Eight teams, consisting of three people each, have been recruited for this culinary adventure. The “rules” of the competition are simple as buttered toast. The teams drive to designated cities (starting in San Diego and ending in New York City). There, they are given a fixed budget with which to purchase supplies. It’s up to them to decide where to set up their portable restaurants. The team that makes the most money wins. The team that makes the least gets booted. Last team standing in NYC wins $50,000.

Given the sheer number of cooking competitions on TV, Food Network could have gone the extra distance to make this more complicated than just cook your food, make your money. From the title alone, I pictured some sort of
“Wacky Races”-style free-for-all in which competitors would set up roadblocks or pelt each other with pies or coat highways in olive oil in an attempt to prevent each other from reaching the showdown spot. No such luck. The “race” part of this is academic, simply providing a different backdrop each episode. (This week is Santa Fe!)

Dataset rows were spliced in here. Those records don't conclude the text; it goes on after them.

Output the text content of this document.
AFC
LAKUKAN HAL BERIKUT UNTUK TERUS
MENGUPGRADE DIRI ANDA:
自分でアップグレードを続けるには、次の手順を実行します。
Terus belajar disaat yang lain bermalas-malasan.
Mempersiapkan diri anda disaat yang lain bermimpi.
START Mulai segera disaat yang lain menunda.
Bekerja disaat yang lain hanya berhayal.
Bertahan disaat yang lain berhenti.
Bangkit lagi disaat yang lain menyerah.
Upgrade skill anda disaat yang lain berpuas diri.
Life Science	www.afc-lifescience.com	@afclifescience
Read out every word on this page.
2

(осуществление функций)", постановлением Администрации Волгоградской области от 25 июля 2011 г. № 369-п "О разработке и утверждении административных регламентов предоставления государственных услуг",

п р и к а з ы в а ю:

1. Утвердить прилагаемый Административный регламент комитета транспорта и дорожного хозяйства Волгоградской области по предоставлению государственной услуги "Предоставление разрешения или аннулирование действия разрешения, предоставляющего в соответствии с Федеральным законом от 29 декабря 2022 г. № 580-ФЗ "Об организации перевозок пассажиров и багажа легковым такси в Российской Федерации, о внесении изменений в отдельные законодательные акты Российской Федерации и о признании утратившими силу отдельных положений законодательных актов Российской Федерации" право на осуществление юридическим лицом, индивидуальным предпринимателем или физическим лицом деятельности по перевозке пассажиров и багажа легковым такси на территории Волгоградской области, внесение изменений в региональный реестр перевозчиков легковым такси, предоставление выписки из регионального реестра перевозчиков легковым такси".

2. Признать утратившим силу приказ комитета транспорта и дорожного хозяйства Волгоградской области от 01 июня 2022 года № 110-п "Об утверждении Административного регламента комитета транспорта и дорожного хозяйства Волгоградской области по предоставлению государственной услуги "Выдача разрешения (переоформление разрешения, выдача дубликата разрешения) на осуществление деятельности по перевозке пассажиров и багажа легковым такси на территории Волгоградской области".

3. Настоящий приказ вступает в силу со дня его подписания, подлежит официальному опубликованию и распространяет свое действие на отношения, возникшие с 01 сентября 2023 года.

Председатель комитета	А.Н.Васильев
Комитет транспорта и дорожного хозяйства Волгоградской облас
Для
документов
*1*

Since the only actual indicator of victory is profit, there isn’t a lot of subtlety to the competition. Contestants have 48 hours in which to make their money. The winners are the ones who turn the quickest profit—not necessarily the ones who make the best food. In the first episode, for example, the losing team got booted because they—somehow—forgot to fill their propane tanks before taking off on a cross-country cooking competition. Their first day was wasted looking for fuel instead of cooking.

Host
Tyler Florence does his best Ryan Seacrest impersonation but doesn’t have much to do other than tally up the receipts at the end of the show. The diverse teams (hamburger flippers, French chefs, Cajun crackups, Vietnamese sandwich makers and the like) have a bit of personality and their food does look tasty. Still, a more interaction-oriented setup would have juiced up the competition considerably. … Hey, it’s not too late to reconsider that whole pie-pelting thing, Food Network.

“The Great Food Truck Race” airs Sunday nights at 7 p.m. on Food Network.